A new report from the Bank of International Settlements (BIS) has outlined three possible use cases for blockchain technology in the industry.
While conceding that blockchain and digital ledger tech (DLT) hold great promise, the paper argues that most projects are in the proof-of-concept phase and will require additional time before going mainstream.
"The first wide-scale use of distributed ledgers in payments is likely to be years away, as technological, legal and other hurdles will need to be overcome," according to the work.
The paper, titled "The Quest for Speed in Payments", explains the three main areas of blockchain innovation as securities settlement, cross-border payments and bank-issued digital currencies.
Securities settlement has traditionally been a slow process, the multiple-day process of money changing hands could be reduced significantly by the incoming tech, according to authors who state:
Blockchain enabled innovation in the securities settlement space is already being explored by Australian Securities Exchange, which bought a $15m stake in Digital Asset Holdings to trail technology related to trade settlement.
The second area of innovation, cross-border payments can be streamlined by eliminating intermediaries such as Swift and Western Union, and settling directly peer to peer. However, this will be difficult, the paper states, because of jurisdictional differences regarding regulatory and operational frameworks.

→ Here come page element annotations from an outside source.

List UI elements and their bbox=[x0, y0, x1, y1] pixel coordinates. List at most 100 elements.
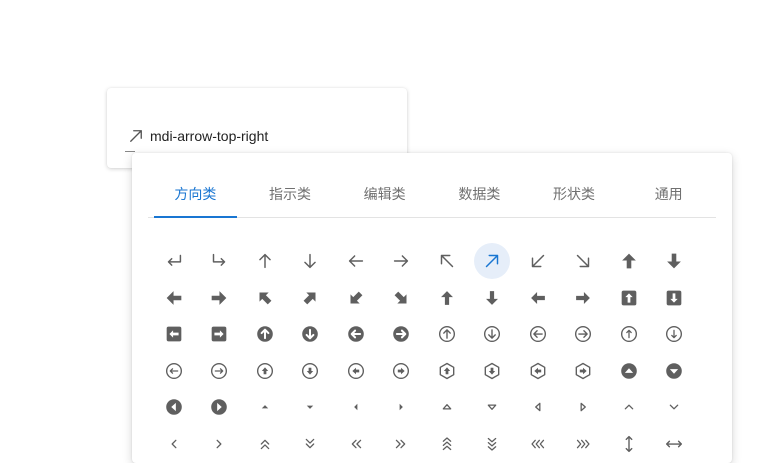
icon-option[interactable] bbox=[151, 280, 197, 317]
icon-option[interactable] bbox=[333, 280, 379, 317]
icon-option[interactable] bbox=[288, 243, 334, 280]
icon-option[interactable] bbox=[515, 243, 561, 280]
icon-option[interactable] bbox=[424, 389, 470, 426]
tab-shape[interactable]: 形状类 bbox=[527, 171, 622, 217]
icon-option[interactable] bbox=[333, 426, 379, 463]
icon-option[interactable] bbox=[288, 426, 334, 463]
icon-option[interactable] bbox=[197, 389, 243, 426]
icon-option[interactable] bbox=[242, 316, 288, 353]
icon-option[interactable] bbox=[424, 426, 470, 463]
arrow-bottom-right-bold-icon bbox=[383, 280, 419, 316]
icon-option[interactable] bbox=[379, 353, 425, 390]
icon-option[interactable] bbox=[333, 243, 379, 280]
arrow-up-thin-circle-outline-icon bbox=[611, 316, 647, 352]
icon-option[interactable] bbox=[515, 280, 561, 317]
arrow-down-bold-icon bbox=[656, 243, 692, 279]
icon-option[interactable] bbox=[151, 243, 197, 280]
icon-option[interactable] bbox=[515, 316, 561, 353]
icon-option[interactable] bbox=[561, 389, 607, 426]
icon-option[interactable] bbox=[379, 280, 425, 317]
icon-option[interactable] bbox=[606, 389, 652, 426]
menu-up-icon bbox=[247, 389, 283, 425]
icon-option[interactable] bbox=[606, 316, 652, 353]
icon-option[interactable] bbox=[197, 316, 243, 353]
arrow-up-icon bbox=[247, 243, 283, 279]
icon-option[interactable] bbox=[561, 280, 607, 317]
icon-option[interactable] bbox=[379, 243, 425, 280]
icon-option[interactable] bbox=[424, 243, 470, 280]
icon-option[interactable] bbox=[652, 316, 698, 353]
arrow-left-thin-circle-outline-icon bbox=[156, 353, 192, 389]
icon-option[interactable] bbox=[197, 243, 243, 280]
icon-option[interactable] bbox=[333, 353, 379, 390]
icon-option[interactable] bbox=[470, 316, 516, 353]
arrow-up-bold-icon bbox=[611, 243, 647, 279]
tab-data[interactable]: 数据类 bbox=[432, 171, 527, 217]
menu-up-outline-icon bbox=[429, 389, 465, 425]
arrow-down-drop-circle-icon bbox=[656, 353, 692, 389]
icon-option[interactable] bbox=[242, 280, 288, 317]
icon-option[interactable] bbox=[288, 280, 334, 317]
arrow-right-drop-circle-outline-icon bbox=[383, 353, 419, 389]
icon-option[interactable] bbox=[515, 353, 561, 390]
icon-option[interactable] bbox=[242, 353, 288, 390]
icon-option[interactable] bbox=[606, 426, 652, 463]
icon-option[interactable] bbox=[151, 389, 197, 426]
icon-option[interactable] bbox=[606, 280, 652, 317]
icon-option[interactable] bbox=[288, 353, 334, 390]
icon-option[interactable] bbox=[379, 316, 425, 353]
arrow-down-thin-circle-outline-icon bbox=[656, 316, 692, 352]
icon-option[interactable] bbox=[197, 426, 243, 463]
icon-option[interactable] bbox=[242, 426, 288, 463]
icon-option[interactable] bbox=[470, 389, 516, 426]
icon-option[interactable] bbox=[606, 353, 652, 390]
arrow-up-down-icon bbox=[611, 426, 647, 462]
icon-option[interactable] bbox=[333, 389, 379, 426]
arrow-bottom-left-icon bbox=[520, 243, 556, 279]
icon-option[interactable] bbox=[561, 316, 607, 353]
icon-option[interactable] bbox=[652, 353, 698, 390]
tab-indicator[interactable]: 指示类 bbox=[243, 171, 338, 217]
icon-option[interactable] bbox=[515, 426, 561, 463]
icon-option[interactable] bbox=[561, 353, 607, 390]
icon-option[interactable] bbox=[151, 316, 197, 353]
icon-option[interactable] bbox=[652, 280, 698, 317]
icon-option[interactable] bbox=[470, 243, 516, 280]
arrow-up-box-icon bbox=[611, 280, 647, 316]
icon-option[interactable] bbox=[197, 280, 243, 317]
icon-option[interactable] bbox=[606, 243, 652, 280]
icon-option[interactable] bbox=[288, 389, 334, 426]
icon-option[interactable] bbox=[561, 243, 607, 280]
icon-option[interactable] bbox=[288, 316, 334, 353]
arrow-up-drop-circle-icon bbox=[611, 353, 647, 389]
icon-option[interactable] bbox=[379, 426, 425, 463]
icon-option[interactable] bbox=[470, 426, 516, 463]
arrow-up-drop-circle-outline-icon bbox=[247, 353, 283, 389]
field-value: mdi-arrow-top-right bbox=[150, 128, 269, 144]
icon-option[interactable] bbox=[424, 280, 470, 317]
arrow-down-icon bbox=[292, 243, 328, 279]
icon-option[interactable] bbox=[652, 426, 698, 463]
icon-option[interactable] bbox=[470, 280, 516, 317]
icon-option[interactable] bbox=[470, 353, 516, 390]
tab-general[interactable]: 通用 bbox=[621, 171, 716, 217]
icon-option[interactable] bbox=[515, 389, 561, 426]
icon-option[interactable] bbox=[242, 389, 288, 426]
icon-option[interactable] bbox=[652, 389, 698, 426]
icon-option[interactable] bbox=[379, 389, 425, 426]
icon-option[interactable] bbox=[197, 353, 243, 390]
icon-option[interactable] bbox=[561, 426, 607, 463]
arrow-up-circle-icon bbox=[247, 316, 283, 352]
icon-option[interactable] bbox=[424, 353, 470, 390]
icon-option[interactable] bbox=[151, 426, 197, 463]
chevron-double-left-icon bbox=[338, 426, 374, 462]
arrow-top-right-icon bbox=[127, 127, 145, 145]
icon-option[interactable] bbox=[151, 353, 197, 390]
arrow-left-circle-outline-icon bbox=[520, 316, 556, 352]
icon-option[interactable] bbox=[333, 316, 379, 353]
tab-direction[interactable]: 方向类 bbox=[148, 171, 243, 218]
icon-option[interactable] bbox=[424, 316, 470, 353]
icon-option[interactable] bbox=[652, 243, 698, 280]
tab-edit[interactable]: 编辑类 bbox=[337, 171, 432, 217]
icon-option[interactable] bbox=[242, 243, 288, 280]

The last area of innovation, bank-issued digital currencies, focused on the traditional role that the banking systems plays in payments. By decentralizing the payments process, new companies could potentially reshape banking and the financial markets.
The opinion by the BIS that blockchain tech is promising, yet a long way off, is well documented. A different paper published in February argued that much work is needed before DLT can satisfy regulatory requirements and meet industry needs.